The atomic units of the grammar. These are pure data structures.

  * **Terminal**: A string literal or regex.
  * **Sequence (`+`)**: `A + B`. Optimized to flatten automatically (`(A+B)+C` -\> `A+B+C`).
  * **Choice (`|`)**: `A | B`.
  * **Epsilon**: The empty string ($\epsilon$).
  * **NonTerminal**: A reference to another rule (allowing recursion).

### Layer 2: The Engine (`typus.grammar`)

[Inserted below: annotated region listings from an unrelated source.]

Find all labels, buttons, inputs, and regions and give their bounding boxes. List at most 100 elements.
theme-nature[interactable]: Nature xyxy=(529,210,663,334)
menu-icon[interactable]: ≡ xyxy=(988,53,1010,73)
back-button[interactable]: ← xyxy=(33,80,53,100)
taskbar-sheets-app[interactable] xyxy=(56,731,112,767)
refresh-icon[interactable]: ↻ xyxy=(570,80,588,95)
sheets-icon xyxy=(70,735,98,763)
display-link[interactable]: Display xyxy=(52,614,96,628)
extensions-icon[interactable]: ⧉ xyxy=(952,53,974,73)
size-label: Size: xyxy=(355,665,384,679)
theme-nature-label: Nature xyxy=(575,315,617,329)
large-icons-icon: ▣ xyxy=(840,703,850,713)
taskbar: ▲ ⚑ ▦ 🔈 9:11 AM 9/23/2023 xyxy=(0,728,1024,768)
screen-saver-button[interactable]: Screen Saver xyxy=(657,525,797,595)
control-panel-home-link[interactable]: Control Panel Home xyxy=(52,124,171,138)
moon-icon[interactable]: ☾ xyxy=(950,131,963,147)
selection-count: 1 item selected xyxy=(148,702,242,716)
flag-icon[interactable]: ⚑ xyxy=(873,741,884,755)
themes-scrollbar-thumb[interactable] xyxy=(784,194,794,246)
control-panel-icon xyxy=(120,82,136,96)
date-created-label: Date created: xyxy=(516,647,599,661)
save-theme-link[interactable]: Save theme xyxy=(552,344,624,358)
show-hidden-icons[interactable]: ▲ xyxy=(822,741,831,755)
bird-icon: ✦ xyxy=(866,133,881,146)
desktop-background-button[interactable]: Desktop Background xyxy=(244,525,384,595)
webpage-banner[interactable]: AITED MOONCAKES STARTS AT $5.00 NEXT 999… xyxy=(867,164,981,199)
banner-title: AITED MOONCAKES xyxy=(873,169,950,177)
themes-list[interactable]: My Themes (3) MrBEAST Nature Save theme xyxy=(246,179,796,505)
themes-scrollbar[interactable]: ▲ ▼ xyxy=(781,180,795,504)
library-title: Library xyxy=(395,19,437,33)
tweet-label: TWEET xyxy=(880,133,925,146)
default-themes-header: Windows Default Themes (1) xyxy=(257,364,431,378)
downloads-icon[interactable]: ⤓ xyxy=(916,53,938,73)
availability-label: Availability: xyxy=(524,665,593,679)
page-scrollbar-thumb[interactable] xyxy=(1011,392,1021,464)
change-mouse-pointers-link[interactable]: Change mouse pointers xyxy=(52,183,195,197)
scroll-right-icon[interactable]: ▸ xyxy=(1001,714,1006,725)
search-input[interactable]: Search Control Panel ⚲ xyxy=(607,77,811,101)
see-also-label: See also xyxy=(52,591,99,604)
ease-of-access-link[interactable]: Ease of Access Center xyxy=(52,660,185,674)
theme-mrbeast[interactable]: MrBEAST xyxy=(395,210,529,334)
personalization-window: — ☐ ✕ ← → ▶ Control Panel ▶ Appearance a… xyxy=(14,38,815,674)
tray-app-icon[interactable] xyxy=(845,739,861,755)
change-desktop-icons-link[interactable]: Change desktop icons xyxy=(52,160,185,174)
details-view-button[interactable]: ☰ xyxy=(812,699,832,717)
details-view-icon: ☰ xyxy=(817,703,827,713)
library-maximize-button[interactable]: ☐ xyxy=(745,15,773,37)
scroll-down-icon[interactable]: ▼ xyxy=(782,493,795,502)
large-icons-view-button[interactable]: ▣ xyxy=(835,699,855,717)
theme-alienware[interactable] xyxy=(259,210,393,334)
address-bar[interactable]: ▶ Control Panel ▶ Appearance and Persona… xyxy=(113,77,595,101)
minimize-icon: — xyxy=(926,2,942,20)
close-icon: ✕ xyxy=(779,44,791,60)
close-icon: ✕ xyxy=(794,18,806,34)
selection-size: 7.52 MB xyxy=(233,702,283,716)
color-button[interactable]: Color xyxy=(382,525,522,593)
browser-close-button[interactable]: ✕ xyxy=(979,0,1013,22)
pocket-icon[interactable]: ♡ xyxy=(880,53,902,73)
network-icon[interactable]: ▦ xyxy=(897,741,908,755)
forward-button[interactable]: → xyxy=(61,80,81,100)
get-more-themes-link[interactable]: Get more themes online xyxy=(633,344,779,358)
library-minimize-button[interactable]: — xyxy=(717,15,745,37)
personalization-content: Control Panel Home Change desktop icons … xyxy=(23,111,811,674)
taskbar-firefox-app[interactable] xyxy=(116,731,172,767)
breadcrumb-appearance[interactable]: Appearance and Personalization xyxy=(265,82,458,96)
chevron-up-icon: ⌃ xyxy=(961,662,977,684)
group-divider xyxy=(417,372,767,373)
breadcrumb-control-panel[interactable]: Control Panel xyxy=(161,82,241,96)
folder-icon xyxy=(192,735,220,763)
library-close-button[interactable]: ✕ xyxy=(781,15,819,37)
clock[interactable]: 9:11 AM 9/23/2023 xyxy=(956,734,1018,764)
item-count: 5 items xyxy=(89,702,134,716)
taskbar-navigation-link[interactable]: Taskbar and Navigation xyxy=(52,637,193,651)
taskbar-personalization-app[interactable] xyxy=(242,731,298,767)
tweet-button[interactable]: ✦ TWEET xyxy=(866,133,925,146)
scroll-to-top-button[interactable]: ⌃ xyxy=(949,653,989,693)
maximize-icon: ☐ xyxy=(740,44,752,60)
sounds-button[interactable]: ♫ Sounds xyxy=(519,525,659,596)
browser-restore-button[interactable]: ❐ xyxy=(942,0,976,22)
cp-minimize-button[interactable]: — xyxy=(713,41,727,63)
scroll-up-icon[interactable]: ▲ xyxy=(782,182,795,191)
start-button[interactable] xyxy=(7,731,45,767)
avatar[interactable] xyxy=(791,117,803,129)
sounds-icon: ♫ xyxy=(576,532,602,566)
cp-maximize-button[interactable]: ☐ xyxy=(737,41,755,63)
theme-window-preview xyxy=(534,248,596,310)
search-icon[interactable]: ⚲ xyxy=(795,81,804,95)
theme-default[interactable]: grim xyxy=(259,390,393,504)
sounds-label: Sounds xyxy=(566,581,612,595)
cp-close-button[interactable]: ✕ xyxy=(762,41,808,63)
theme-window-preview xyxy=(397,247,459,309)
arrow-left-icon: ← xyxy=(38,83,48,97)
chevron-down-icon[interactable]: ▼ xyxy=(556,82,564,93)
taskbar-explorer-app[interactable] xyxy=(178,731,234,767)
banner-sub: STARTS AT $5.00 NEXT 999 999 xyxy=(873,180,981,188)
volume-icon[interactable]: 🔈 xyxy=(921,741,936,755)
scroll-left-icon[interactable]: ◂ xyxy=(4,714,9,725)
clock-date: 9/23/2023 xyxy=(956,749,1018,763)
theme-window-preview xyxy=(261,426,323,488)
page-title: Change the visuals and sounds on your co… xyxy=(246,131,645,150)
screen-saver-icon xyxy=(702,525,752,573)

The `Grammar` class manages the state. It handles:

  * **Lazy Evaluation**: You can use `g.my_rule` before defining it.
  * **Recursion Management**: Generates stable recursive rules for `some()` and `any()`.
  * **Template Parsing**: Converts Python format strings into grammar sequences.
  * **Backend Dispatch**: Delegates compilation to registered visitors.

### Layer 3: The Backends (`typus.backends`)

Typus is agnostic to the output format.

  * **GBNF**: Included by default. Handles escaping and rule naming conventions.
  * *(Planned)* **JSON Schema**: For OpenAI/Anthropic structured outputs.
  * *(Planned)* **Lark**: For validation and parsing.

## 🛣 Roadmap

  * [x] **v0.1**: Core AST, Operators, GBNF Backend.
  * [x] **v0.2**: Regex support (`g.regex("[0-9]+")`) & Templates.
  * [ ] **v0.3**: JSON Schema Backend.
  * [ ] **v0.4**: `typus.domain` (Python Type Reflection).
  * [ ] **v0.5**: `typus.languages` (Python, HTML, SQL Generators).

## 📄 License

MIT License. See [LICENSE](LICENSE) for details.